Measures and MGNREGA


As the lockdown hit, there was a mass exodus of migrant workers. These blue collar workers form a major part of India’s workforce, but were left reeling by the closing of the economy. Sectors of construction and manufacturing fell by about 45%. With pockets getting lighter each passing day, there was an exigent need for various relief measures. The 20 lakh crore economic stimulus was directed towards the rural sector, and a host of schemes were announced.


Union ministries of Rural Development, Food and Public Distribution System strengthened operations and disbursed cash. Over 1 Lakh crore under the Atmanirbhar Bharat scheme was dedicated to agriculture infrastructure only. Support to Farmer Producer Organisations, Cooperatives and Micro enterprises was vented out, and several avenues like dairy, bee-keeping, fishing and herbal cultivation were taken care of. There was assistance in terms of cold storage facilities, processing units and collection centres. Fiscal direct benefit transfers to farmers under the PM-Kisan Yojana of around 16750 crores helped finance foodgrain production. Even the in-kind support to the BPL population through the PM-Garib Kalyan Anna Yojana, monetary incentives through the PM-Jan Dhan Yojana and benefits to the women and elderly not only helped the sector take the hit, but also rise up back to its feet.
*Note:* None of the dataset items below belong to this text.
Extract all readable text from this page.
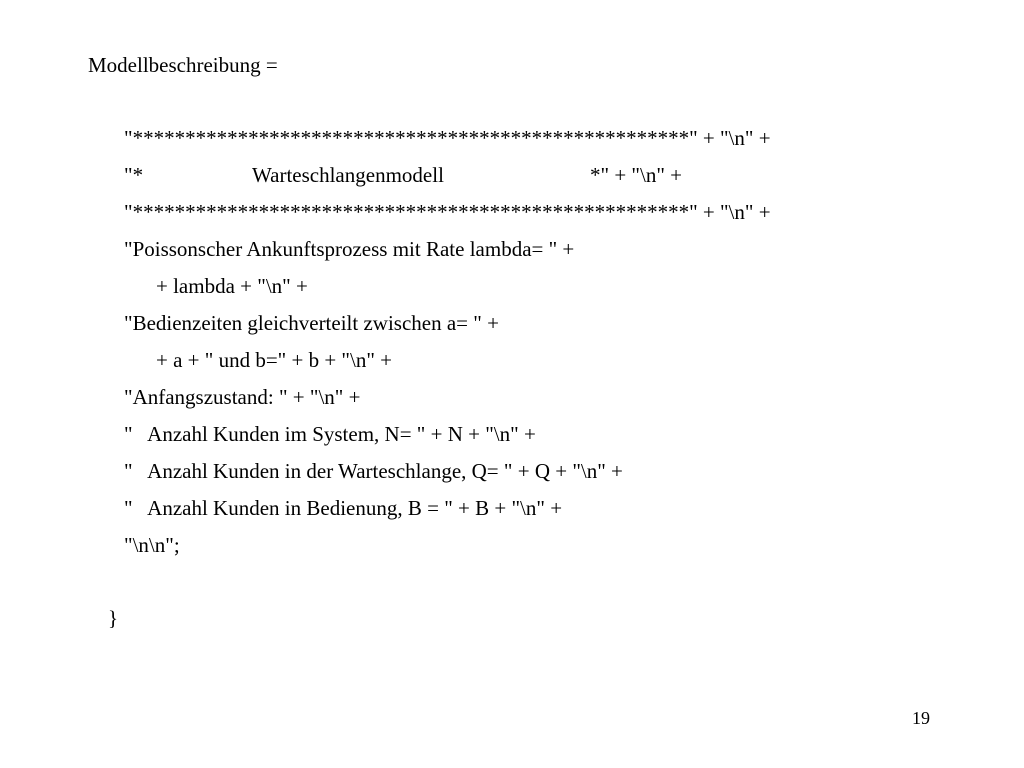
Modellbeschreibung =
"*****************************************************" + "\n" +
"*	Warteschlangenmodell	*" + "\n" +
"*****************************************************" + "\n" +
"Poissonscher Ankunftsprozess mit Rate lambda= " +
+ lambda + "\n" +
"Bedienzeiten gleichverteilt zwischen a= " +
+ a + " und b=" + b + "\n" +
"Anfangszustand: " + "\n" +
"   Anzahl Kunden im System, N= " + N + "\n" +
"   Anzahl Kunden in der Warteschlange, Q= " + Q + "\n" +
"   Anzahl Kunden in Bedienung, B = " + B + "\n" +
"\n\n";
}
19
However, it is alleged that total fresh spending was low with minimum cash outflow, and many things were already included in past schemes.

A mammoth 40000+ crores were allocated to MGNREGA alone, to cater to the retreating migrant unorganised workers, increasing the budget to 101500 crores. The daily wage rate was also increased from Rs. 182 to Rs.202. In June 2020, 84% more work was available as compared to June 2019. Between April to July, around 153.16 crore person-days were created, adding to employment opportunities. However, payment delays and disguised unemployment pose difficulties to the robust system.


Thus, while a recession period is underway, the rural and agri sector is a beacon of hope amidst the thick of things. While several factors have proved handy for the backbone of our economy, effective implementation is the need of the hour, if at all the nation puts onus on the sector to pull India out of the deepening crisis. HDFC Chairman Deepak Parekh said the COVID-hit economy is likely to recover on the back of the rural sector and “signs of the wheels of the economy beginning to churn are evident”. But it might be too early and uncalled for to rely on the same, as gaps need to be filled. The aim should be towards a more cohesive, integrated rural urban relationship, driving development.


The “annadata” to our huge population has been monumental over the years to say the least. As unemployment rates shoot up, it's time we exploit our rural prowess to the maximum potential. It's time Bharat gains more importance and backing than not only India, but ever before.